Péter Gömöri
BEAM Enthusiast, XProf maintainer
Peter spent quite a few years at Ericsson where he became an Erlang native. Later he utilised his experience in various other industries from sports-betting to online advertisement at Erlang Solutions. Recently, he has joined Appliscale to fight with cloud-scale systems.
Past Activities
Code BEAM Lite Amsterdam
16.00 - 16.20
The Yin and Yang of Mutability
In the footsteps of Erik Stenman and Michal Muskala let's explore another part of the BEAM VM. The two extremes of mutability: atomic counters and persistent terms were introduced without much ado, almost secretly in the patch release OTP 21.2. Via an example using them in an hdr histogram implementation Péter would like to explore their behaviour, caveats and limitations.
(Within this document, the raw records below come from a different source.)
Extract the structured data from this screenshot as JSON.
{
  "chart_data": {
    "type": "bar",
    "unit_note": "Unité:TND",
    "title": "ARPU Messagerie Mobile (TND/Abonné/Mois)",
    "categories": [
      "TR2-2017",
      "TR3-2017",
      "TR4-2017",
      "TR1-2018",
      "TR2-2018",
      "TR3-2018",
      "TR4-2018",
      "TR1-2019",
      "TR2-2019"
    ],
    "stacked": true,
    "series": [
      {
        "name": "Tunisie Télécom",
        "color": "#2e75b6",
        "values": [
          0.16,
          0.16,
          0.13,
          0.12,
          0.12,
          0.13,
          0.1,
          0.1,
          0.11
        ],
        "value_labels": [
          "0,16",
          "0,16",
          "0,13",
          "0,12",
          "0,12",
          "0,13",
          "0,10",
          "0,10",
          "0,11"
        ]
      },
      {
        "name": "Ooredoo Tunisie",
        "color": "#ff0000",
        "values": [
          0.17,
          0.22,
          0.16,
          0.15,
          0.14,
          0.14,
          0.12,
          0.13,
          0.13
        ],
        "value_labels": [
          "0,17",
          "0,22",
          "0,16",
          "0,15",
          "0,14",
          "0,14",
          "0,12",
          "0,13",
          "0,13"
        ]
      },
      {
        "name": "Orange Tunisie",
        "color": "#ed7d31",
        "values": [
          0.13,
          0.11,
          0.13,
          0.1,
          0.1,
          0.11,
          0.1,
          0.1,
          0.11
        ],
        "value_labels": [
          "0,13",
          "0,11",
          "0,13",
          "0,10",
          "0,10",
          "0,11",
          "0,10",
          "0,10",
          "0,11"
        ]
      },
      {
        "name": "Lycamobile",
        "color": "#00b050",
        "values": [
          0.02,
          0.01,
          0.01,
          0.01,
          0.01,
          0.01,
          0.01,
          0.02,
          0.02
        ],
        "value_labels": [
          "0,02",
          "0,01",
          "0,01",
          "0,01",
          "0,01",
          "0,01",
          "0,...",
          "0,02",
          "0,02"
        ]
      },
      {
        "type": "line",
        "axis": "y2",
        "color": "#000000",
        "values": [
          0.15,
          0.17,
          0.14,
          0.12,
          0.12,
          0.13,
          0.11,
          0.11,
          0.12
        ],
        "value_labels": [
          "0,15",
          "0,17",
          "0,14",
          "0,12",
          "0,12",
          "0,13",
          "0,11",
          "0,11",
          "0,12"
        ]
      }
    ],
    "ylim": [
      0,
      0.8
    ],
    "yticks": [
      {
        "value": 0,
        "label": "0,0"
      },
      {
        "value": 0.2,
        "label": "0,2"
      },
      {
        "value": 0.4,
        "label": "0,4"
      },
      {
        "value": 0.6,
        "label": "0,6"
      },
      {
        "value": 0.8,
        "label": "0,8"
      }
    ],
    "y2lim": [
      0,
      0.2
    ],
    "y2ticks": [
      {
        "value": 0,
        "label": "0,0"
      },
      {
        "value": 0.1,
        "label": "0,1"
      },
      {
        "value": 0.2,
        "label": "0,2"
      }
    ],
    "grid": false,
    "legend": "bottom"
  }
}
And also show some benchmarks for scenarios when "you have to measure".
OBJECTIVES
Insight into these two small but interesting features of the BEAM.
AUDIENCE
Those with a bit of interest in the BEAM.
Code BEAM SF 2020
15.20 - 15.45
The Yin and Yang of mutability
In the footsteps of Erik Stenman and Michal Muskala, let's explore another part of the BEAM VM. The two extremes of mutability: atomic counters and persistent terms were introduced without much ado, almost secretly in the patch release OTP 21.2. Via an example using them in an hdr histogram implementation, I'd like to explore their behaviour, caveats and limitations. And also show some benchmarks for scenarios when "you have to measure".
THIS TALK IN THREE WORDS
Mutability
OBJECTIVES
Insight into these two small but exciting features of the BEAM.
TARGET AUDIENCE
Everyone with a bit of interest in the BEAM.
Code BEAM Lite Amsterdam 2018
16.30 - 16.50
XProf 2.0 - Evolution of tracing-based investigation
How do you introspect Erlang/Elixir production systems handling a large number of concurrent requests? There are certainly many ways. Peter will present an intuitive, visual debugging workflow with XProf through real-world examples.
XProf was originally created to hunt down performance issues. But actually, we don’t face serious performance problems every single day. So the second major release is focused to create a powerful query tool with which you can easily formulate questions about the system behaviour and get meaningful answers immediately.
Peter will show features we added and how he aims to make the tool modular (with a split architecture) and extensible (via a generalised command framework) to fit multiple setups and use-cases.